Virginia’s application to toll I-95 will be bad, not just for trucking companies in the state of Virginia, but for truckers and consumers all across the United States who will bear the expense of increased transportation costs.
“Tolls are taxes, plain and simple. Trucks, as well as cars, need to slow down to pay a toll – thus creating a natural chokepoint for congestion, contributing to increased fuel use and emissions,” Graves said. “And as Gov. McDonnell said ‘If you don’t want to pay a toll, don’t use 95.’ Well, the Main Streets and Maple Avenues of Virginia were not designed for large trucks and the significant increases in traffic that come with diverting traffic off the Interstate highway system. Putting more vehicles on these secondary roads is a recipe for more accidents and increased maintenance costs for cities and counties across the state.”

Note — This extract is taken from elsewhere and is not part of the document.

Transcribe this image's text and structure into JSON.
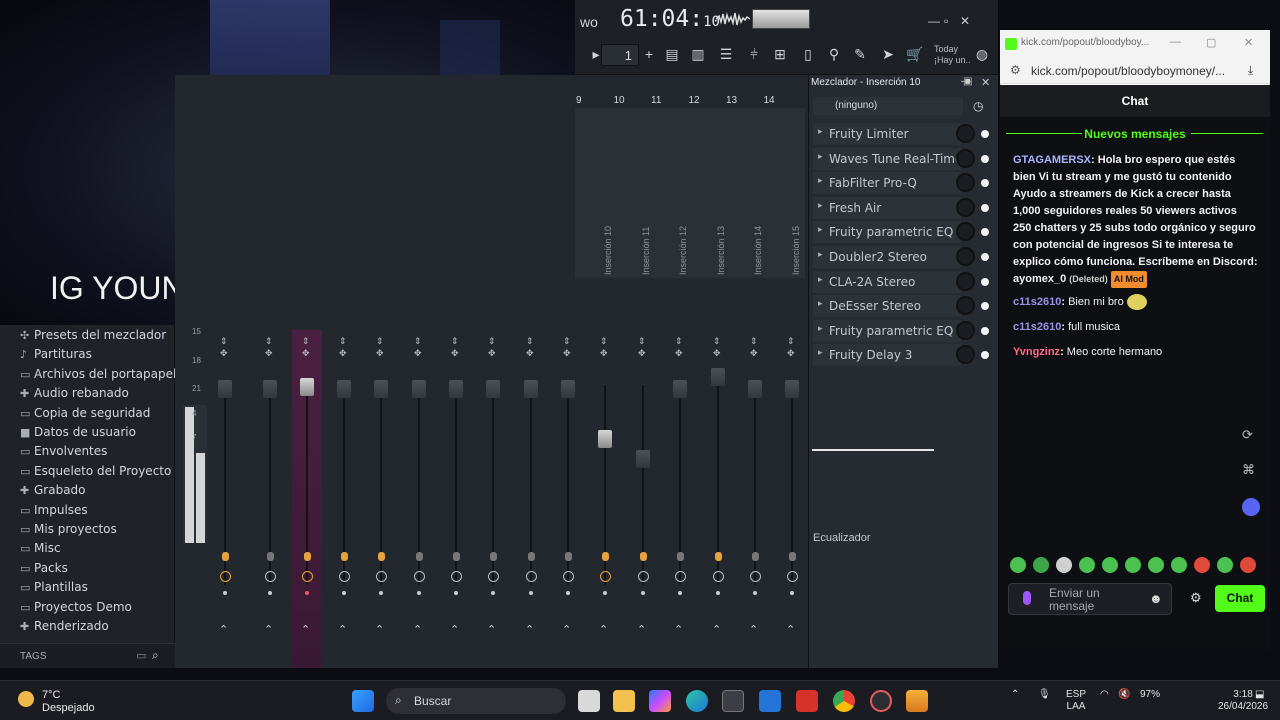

Graves, the former of governor of Kansas, said while he sympathized with Virginia’s plight, tolls were not the answer.
“I understand, perhaps as well as anyone, the struggles states have in paying for infrastructure, but tolls are not the ‘conservative solution’ to the problem. At a time when many in this country are looking to limit the size of government creating an entire bureaucracy to collect a toll, a bureaucracy that then needs to be paid for from those same tolls, is just wrong,” he said. “Thirty-five cents of every dollar collected at the tollbooth gets used to pay overhead and administrative expenses, while a simple 1-cent increase in the state’s fuel tax would easily raise the $35 million to $50 million the state’s tolling scheme purports to generate.
“I firmly believe that the best way to fund our roads and bridges is through the fuel tax – which directs nearly 99 cents of every dollar collected back into the asphalt, steel and concrete – and not tolls,” Graves said. “Under VDOT’s plan, in the first six years the Commonwealth would spend $95 million just to be able to collect your tax dollars and that is just wrong.”